Secondo la Teoria dei colori Il nero è l’assenza di luce. Eppure guardando le opere di Antonio Biasiucci, forse proprio perché imbevute in questo non colore, ne possiamo cogliere le sfumature. “Tombola”, in mostra alla galleria Casamadre di Napoli, è un omaggio alla città dove vive e lavora. Il modo in cui dal buio emergono solo le forme essenziali, di mani, ex Voto, maschere e corpi riporta, come una forza genitrice, al processo di sviluppo in camera oscura. Un luogo intimo, dove solitamente l’artista “rivede” le tracce di una memoria personale, nel momento in cui si sono intrecciate con quella collettiva. Una visione solitaria, quasi archeologica, quella di Biasiucci, che affonda nell’oro nero, quello dei ricordi, molto simile a una cosmogonia interiore “in cui si generano e contrastano spinte e tensioni, con sùbìti vuoti e zone d’inerzia”.

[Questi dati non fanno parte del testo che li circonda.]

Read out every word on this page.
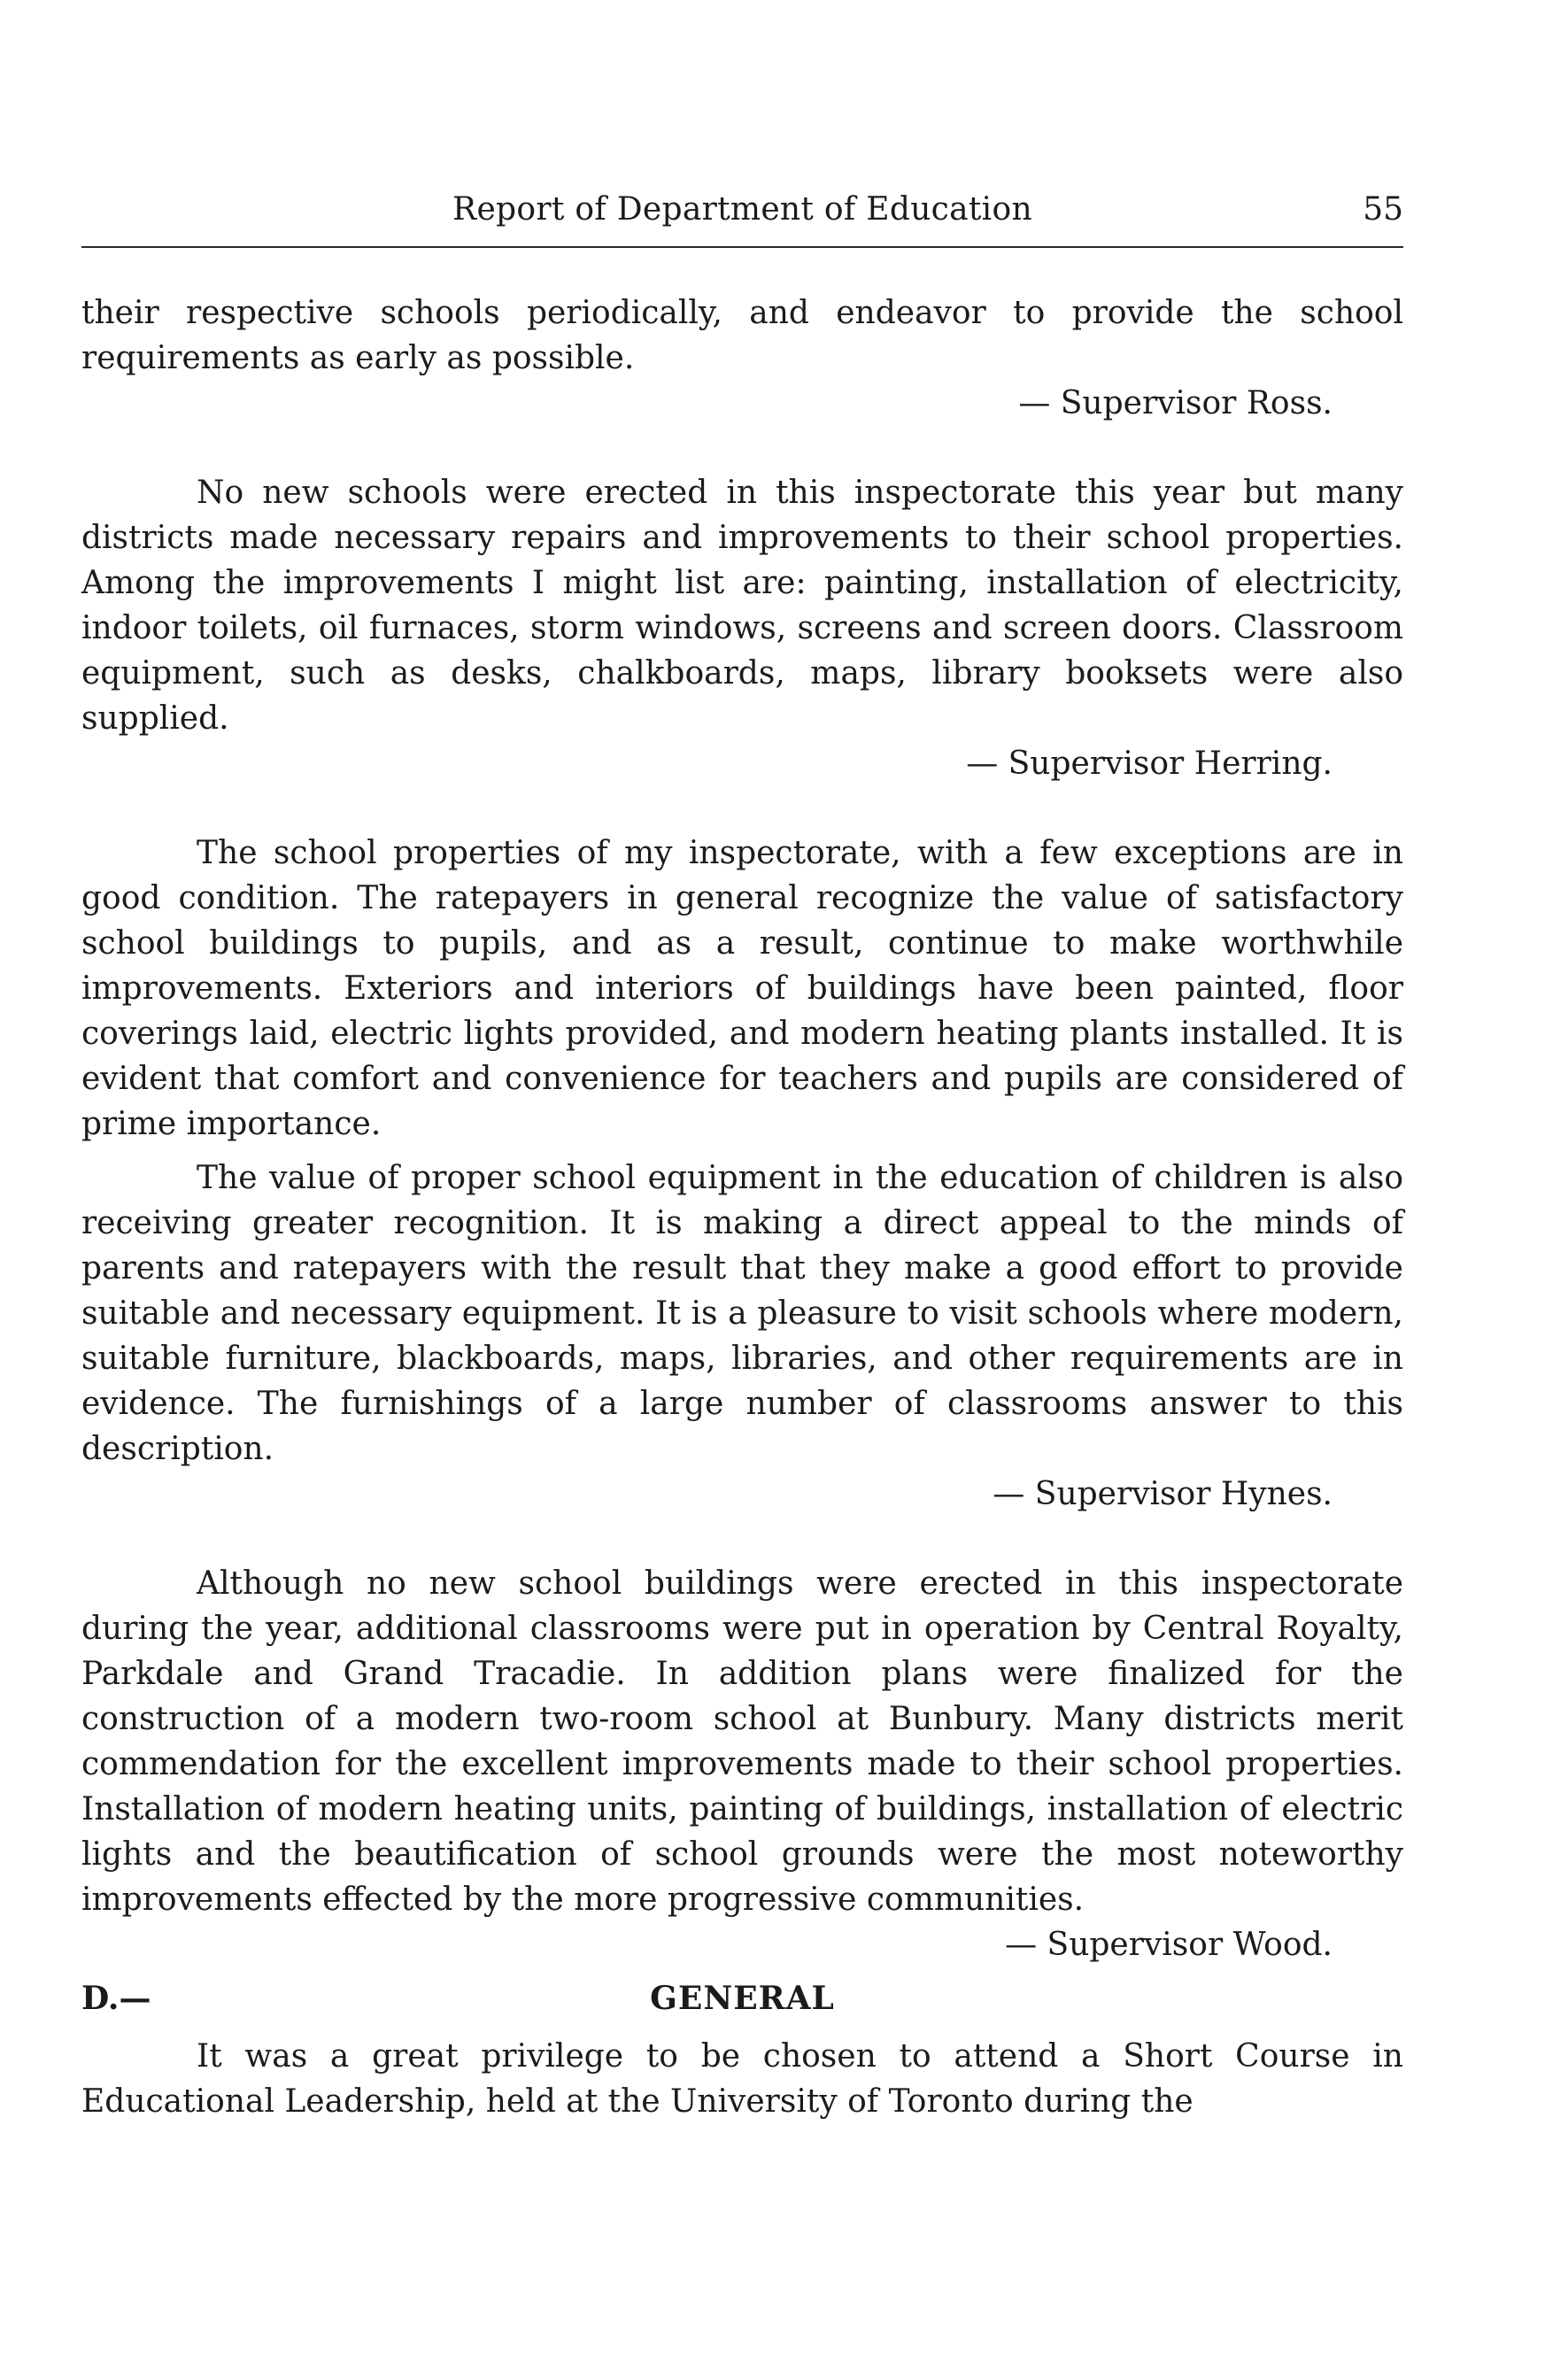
Report of Department of Education	55

their respective schools periodically, and endeavor to provide the school requirements as early as possible.

— Supervisor Ross.

No new schools were erected in this inspectorate this year but many districts made necessary repairs and improvements to their school properties. Among the improvements I might list are: painting, installation of electricity, indoor toilets, oil furnaces, storm windows, screens and screen doors. Classroom equipment, such as desks, chalkboards, maps, library booksets were also supplied.

— Supervisor Herring.

The school properties of my inspectorate, with a few exceptions are in good condition. The ratepayers in general recognize the value of satisfactory school buildings to pupils, and as a result, continue to make worthwhile improvements. Exteriors and interiors of buildings have been painted, floor coverings laid, electric lights provided, and modern heating plants installed. It is evident that comfort and convenience for teachers and pupils are considered of prime importance.

The value of proper school equipment in the education of children is also receiving greater recognition. It is making a direct appeal to the minds of parents and ratepayers with the result that they make a good effort to provide suitable and necessary equipment. It is a pleasure to visit schools where modern, suitable furniture, blackboards, maps, libraries, and other requirements are in evidence. The furnishings of a large number of classrooms answer to this description.

— Supervisor Hynes.

Although no new school buildings were erected in this inspectorate during the year, additional classrooms were put in operation by Central Royalty, Parkdale and Grand Tracadie. In addition plans were finalized for the construction of a modern two-room school at Bunbury. Many districts merit commendation for the excellent improvements made to their school properties. Installation of modern heating units, painting of buildings, installation of electric lights and the beautification of school grounds were the most noteworthy improvements effected by the more progressive communities.

— Supervisor Wood.

D.—	GENERAL

It was a great privilege to be chosen to attend a Short Course in Educational Leadership, held at the University of Toronto during the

Dettagli, immagini sfocate, si fanno tasselli di una cultura, quella napoletana, che riflette sulla sua cieca immortalità. Un gioco di sopravvivenza, come se la sfida fosse anche quella di lasciare nell’indefinito un luogo, proprio come fa la nostra mente. La città partenopea, con i suoi punti di bellezza paesaggistici, artistici, folcloristici è qui presente nella sua ammaliante veste nuda di dettagli che raccontano una città più volte violentata da un’etichetta che, forse, non la rispecchia complessivamente nell’anima.
Un equilibrato uso di sottrazioni, quello di Biasiucci, che si ispira all’antico gioco clandestino della Tombola, ufficializzato poi nel settecento da Carlo III di Borbone, per riordinare, sulle ampie pareti della galleria Casamadre, significati e significanti, quasi colti, come se fossero immortalati in un dialogo interno tra passato e presente.
Molto simile a una scacchiera mentale, le percezioni che fluiscono dalle immagini sembrano animarsi, mutare, man mano che gli occhi scorrono da una casella all’altra. Ciò riporta inevitabilmente al lavoro dinamico, di indagine e ricerca sul territorio, che Biasiucci attua dagli anni ‘80, incamminandosi dalla periferia alla campagna napoletana. Una produzione impegnativa che lo ha visto esploratore di terre desolate, portandolo ad elaborare una sua viscerale ed intima poetica visiva.
90 opere facenti parte dell’archivio personale dell’artista, come le mani, i piedi e i volti dei migranti della serie “The dream”, realizzata con l’aiuto dell’assistente Luca Monzani e di Rouaf, rifugiato curdo, a Chios, in Grecia. «Prima di partire per Chios era mia intenzione realizzare un grande polittico di mani e piedi dei rifugiati. Ero rimasto colpito dalle riprese che vedevo in televisione dei migranti che mostravano le loro mani e i loro piedi, affinché i medici potessero capire se vi erano tracce di scabbia».
Le pieghe delle mani sembrano confondersi con il Magma delle immagini realizzate lungo i pendii, i crateri di vulcani come il Vesuvio, i campi flegrei o la Solfatara, resi nel dettaglio, nella loro natura terrea quasi apolide.
Alla casella numero 25, Natale, corrisponde un Ex voto, che sebbene privato della sua patina dorata, indice di una preziosità materica, mostra una rinnovata luce nelle linee che lo incorniciano, come se spogliandolo della veste esterna, rivelasse una traccia sottocutanea indelebile.
Lo stesso destino accomuna le opere facenti parte di “Crani”, provenienti da reperti conservati al Museo Archeologico di Napoli: un altro pezzo del Puzzle che nelle parti mancanti lascia spazio a vuoti, fratture, per poi rimarginarsi in una nuova “paideia” atemporale. Una trasfigurazione che inverte i flussi tradizionali, come uno svelamento che dona alle percezioni il primato sulle illusioni materiche.